Os objetos que temos são parte de nossa história. Assim, um batom, um par de sapatos, um vestido ou um telefone podem assumir uma dimensão tocante quando os associamos a uma pessoa. Enquanto as dezenas de corpos eram retirados da boate, num dos celulares, ao lado da palavra “mãe”, havia cento e trinta e quatro chamadas não atendidas.

Ao se aproximar dos que foram diretamente afetados pelo incêndio, incluindo familiares, sobreviventes e profissionais que lidaram com o acontecimento, Daniela Arbex emociona; além do mais, o livro acaba sendo alerta quanto ao que pode ocorrer quando há descaso e protelação. Todo Dia a mesma Noite é um documento, uma obra-prima do jornalismo, um sopro de literatura e um testemunho de humanidade. 

quarta-feira, 31 de dezembro de 2014

SIM, NÓS TEMOS HOLOCAUSTO


Uma mulher é internada num hospício depois de ter sido estuprada pelo patrão. Uma outra pessoa é internada por ser tímida. Outra, por ter perdido a carteira... Setenta por cento dos internados não tinham diagnóstico de doença mental. 

São histórias que estão em “Holocauto brasileiro” (publicado pela Geração Editorial), de Daniela Arbex. Ela escreveu um livro tão importante, que ele deve ser lido não somente por aqueles que se interessam pelo que se considera a loucura. “Holocausto brasileiro” deve ser lido por quem se interessa por gente. Se não é esse seu caso, insisto: o livro deve ser lido por quem é gente. 
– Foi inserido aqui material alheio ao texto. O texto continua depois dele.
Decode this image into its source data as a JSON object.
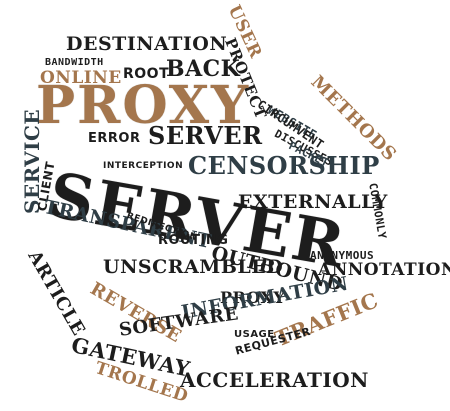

Há um dado na capa do livro: “Genocídio: 60 mil mortos no maior hospício do Brasil”. O número se refere aos mortos em Barbacena/MG, no hospício conhecido como Colônia. No auge do extermínio, o lugar chegou a ter dezesseis mortes por dia. 

O texto de Daniela Arbex, bem como as fotos de Luiz Alfredo, publicadas originalmente na revista O Cruzeiro, contam uma história sinistra que perpassou boa parte do século XX. Com sensatez e inteligência, Arbex não se rende ao sensacionalismo: em meio a relatos de vidas dilaceradas no hospício, não deixa de trazer à tona a capacidade que o ser humano tem de ser magnânimo — há histórias grandiosas no livro da jornalista. 

O genocídio sistematizado em Barbacena revela conivência de médicos, de funcionários da instituição e da população. Ao mesmo tempo, conta-se a atuação de alguns médicos, de alguns funcionários e de quem não gravitava na Colônia para que os pacientes de lá não precisassem nem comer ratos nem beber urina. Algumas mães, a fim de protegerem a gestação, passavam fezes no corpo, para não serem molestadas. 

Arguta, Arbex adverte: “Ontem foram os judeus e os loucos, hoje os indesejáveis são os pobres, os negros, os dependentes químicos”. “Holocausto brasileiro” evidencia o que o ser humano é capaz de fazer quando, movido por ódio ou ignorância, sente-se apto a realizar uma limpeza social, decidindo, arbitrariamente, quem pode e quem não pode estar em sociedade. “Holocausto brasileiro” é um livro fundamental. Leia.